Sukhvinder, who was listening to Tessa’s sobs, felt sorry for her, but did not dare turn around. Parminder was furious with Tessa. There had been no way for Sukhvinder to explain the scars on her arms without mentioning Fats Wall. She had begged her mother not to call the Walls, but then Tessa had telephoned Parminder to tell them that Fats had taken full responsibility for The_Ghost_of_ Barry_Fairbrother’s posts on the council website, and Parminder had been so vitriolic on the telephone that they had not spoken since.
It had been such a strange thing for Fats to do, to take the blame for her post too; Sukhvinder thought of it almost as an apology. He had always seemed to read her mind: did he know that she had attacked her own mother? Sukhvinder wondered whether she would be able to confess the truth to this new counsellor in whom her parents seemed to place so much faith, and whether she would ever be able to tell the newly kind and contrite Parminder…
She was trying to follow the service, but it was not helping her in the way that she had hoped. She was glad about the chrysanthemum oar and the teddy bear, which Lauren’s mum had made; she was glad that Gaia and Andy had come, and the girls from the rowing team, but she wished that the Fairbrother twins had not refused.
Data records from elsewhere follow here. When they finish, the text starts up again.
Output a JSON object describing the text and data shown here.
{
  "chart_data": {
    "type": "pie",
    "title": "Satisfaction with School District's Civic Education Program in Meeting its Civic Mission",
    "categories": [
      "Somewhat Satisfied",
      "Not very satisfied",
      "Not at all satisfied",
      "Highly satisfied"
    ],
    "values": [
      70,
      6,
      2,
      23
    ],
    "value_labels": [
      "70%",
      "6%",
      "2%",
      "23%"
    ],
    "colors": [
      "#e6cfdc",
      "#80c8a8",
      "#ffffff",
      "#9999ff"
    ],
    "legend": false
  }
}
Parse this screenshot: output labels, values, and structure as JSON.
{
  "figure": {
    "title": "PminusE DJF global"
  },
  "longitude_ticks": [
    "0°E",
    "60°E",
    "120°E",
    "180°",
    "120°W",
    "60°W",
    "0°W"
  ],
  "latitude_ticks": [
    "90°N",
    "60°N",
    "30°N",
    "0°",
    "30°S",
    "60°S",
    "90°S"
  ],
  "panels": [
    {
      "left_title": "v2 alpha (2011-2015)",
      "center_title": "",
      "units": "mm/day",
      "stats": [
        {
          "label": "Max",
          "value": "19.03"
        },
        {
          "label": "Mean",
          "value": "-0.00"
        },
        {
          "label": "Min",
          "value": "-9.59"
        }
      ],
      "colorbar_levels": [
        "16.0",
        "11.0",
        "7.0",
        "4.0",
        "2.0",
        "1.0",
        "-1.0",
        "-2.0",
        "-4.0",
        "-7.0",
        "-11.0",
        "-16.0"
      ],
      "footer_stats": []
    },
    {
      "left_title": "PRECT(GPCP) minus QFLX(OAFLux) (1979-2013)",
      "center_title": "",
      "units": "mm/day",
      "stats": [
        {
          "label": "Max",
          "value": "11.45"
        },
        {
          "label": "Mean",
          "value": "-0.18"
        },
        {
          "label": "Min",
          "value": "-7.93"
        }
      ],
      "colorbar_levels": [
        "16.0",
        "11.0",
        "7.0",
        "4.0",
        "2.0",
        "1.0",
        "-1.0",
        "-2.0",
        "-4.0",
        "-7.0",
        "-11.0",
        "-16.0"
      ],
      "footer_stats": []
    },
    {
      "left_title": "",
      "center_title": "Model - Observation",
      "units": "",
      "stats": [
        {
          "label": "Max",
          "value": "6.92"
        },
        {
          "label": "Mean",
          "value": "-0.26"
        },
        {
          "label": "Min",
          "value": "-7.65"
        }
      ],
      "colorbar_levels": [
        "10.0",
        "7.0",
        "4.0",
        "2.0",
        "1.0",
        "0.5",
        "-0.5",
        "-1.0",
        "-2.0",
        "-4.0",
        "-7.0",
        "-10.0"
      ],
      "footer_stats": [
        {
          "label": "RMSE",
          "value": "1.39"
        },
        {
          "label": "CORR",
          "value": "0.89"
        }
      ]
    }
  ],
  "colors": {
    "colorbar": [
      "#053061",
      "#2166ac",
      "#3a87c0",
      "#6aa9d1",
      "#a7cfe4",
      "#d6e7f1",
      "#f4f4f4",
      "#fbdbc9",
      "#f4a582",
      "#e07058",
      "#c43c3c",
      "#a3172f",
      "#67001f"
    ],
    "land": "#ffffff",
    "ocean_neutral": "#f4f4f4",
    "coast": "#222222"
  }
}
(‘It’d upset Mum,’ Siobhan had told Sukhvinder. ‘See, she thinks Dad spent too much time on Krystal.’
‘Oh,’ said Sukhvinder, taken aback.
‘And,’ said Niamh, ‘Mum doesn’t like the idea that she’ll have to see Krystal’s grave every time we visit Dad’s. They’ll probably be really near each other.’
Sukhvinder thought these objections small and mean, but it seemed sacrilegious to apply such terms to Mrs Fairbrother. The twins walked away, wrapped up in each other as they always were these days, and treating Sukhvinder with coolness for her defection to the outsider, Gaia Bawden.)
Sukhvinder kept waiting for somebody to stand up and talk about who Krystal really was, and what she had done in her life, the way that Niamh and Siobhan’s uncle had done for Mr Fairbrother, but apart from the vicar’s brief reference to ‘tragically short lives’ and ‘local family with deep roots in Pagford’, he seemed determined to skirt the facts.
So Sukhvinder focused her thoughts on the day that their crew had competed in the regional finals. Mr Fairbrother had driven them in the minibus to face the girls from St Anne’s. The canal ran right through the private school’s grounds, and it had been decided that they were to change in the St Anne’s sports hall, and start the race there.
‘Unsporting, course it is,’ Mr Fairbrother had told them on the way. ‘Home-ground advantage. I tried to get it changed, but they wouldn’t. Just don’t be intimidated, all right?’
‘I ain’ fuck—’
‘Krys—’
‘I ain’ scared.’
But when they turned into the grounds, Sukhvinder was scared. Long stretches of soft green lawn, and a big symmetrical golden-stoned building with spires and a hundred windows: she had never seen anything like it, except on picture postcards.
‘It’s like Buckingham Palace!’ Lauren shrieked from the back, and Krystal’s mouth had formed a round O; she had been as unaffected as a child sometimes.
All of their parents, and Krystal’s great-grandmother, were waiting at the finishing line, wherever that was. Sukhvinder was sure that she was not the only one who felt small, scared and inferior as they approached the entrance of the beautiful building.
A woman in academic dress came swooping out to greet Mr Fairbrother, in his tracksuit.
‘You must be Winterdown!’
‘Course ’e’s not, does ’e look like a fuckin’ buildin’?’ said Krystal loudly.
They were sure that the teacher from St Anne’s had heard, and Mr Fairbrother turned and tried to scowl at Krystal, but they could tell that he thought it was funny, really. The whole team started to giggle, and they were still snorting and cackling when Mr Fairbrother saw them off at the entrance to the changing rooms.
‘Stretch!’ he shouted after them.
The team from St Anne’s was inside with their own coach. The two sets of girls eyed each other across the benches. Sukhvinder was struck by the other team’s hair. All of them wore it long, natural and shiny: they could have starred in shampoo adverts. On their own team, Siobhan and Niamh had bobs, Lauren’s hair was short; Krystal always wore hers in a tight, high pony tail, and Sukhvinder’s was rough, thick and unruly as a horse’s mane.
She thought she saw two of the St Anne’s girls exchange whispers and smirks, and was sure of it when Krystal suddenly stood tall, glaring at them, and said, ‘S’pose your shit smells of roses, does it?’
‘I
‘Jus’ askin’,’ said Krystal sweetly, turning her back to pull off her tracksuit bottoms.
The urge to giggle had been too powerful to resist; the Winterdown team snorted with laughter as they changed. Krystal clowned away, and as the St Anne’s crew filed out she mooned them.
‘Charming,’ said the last girl to leave.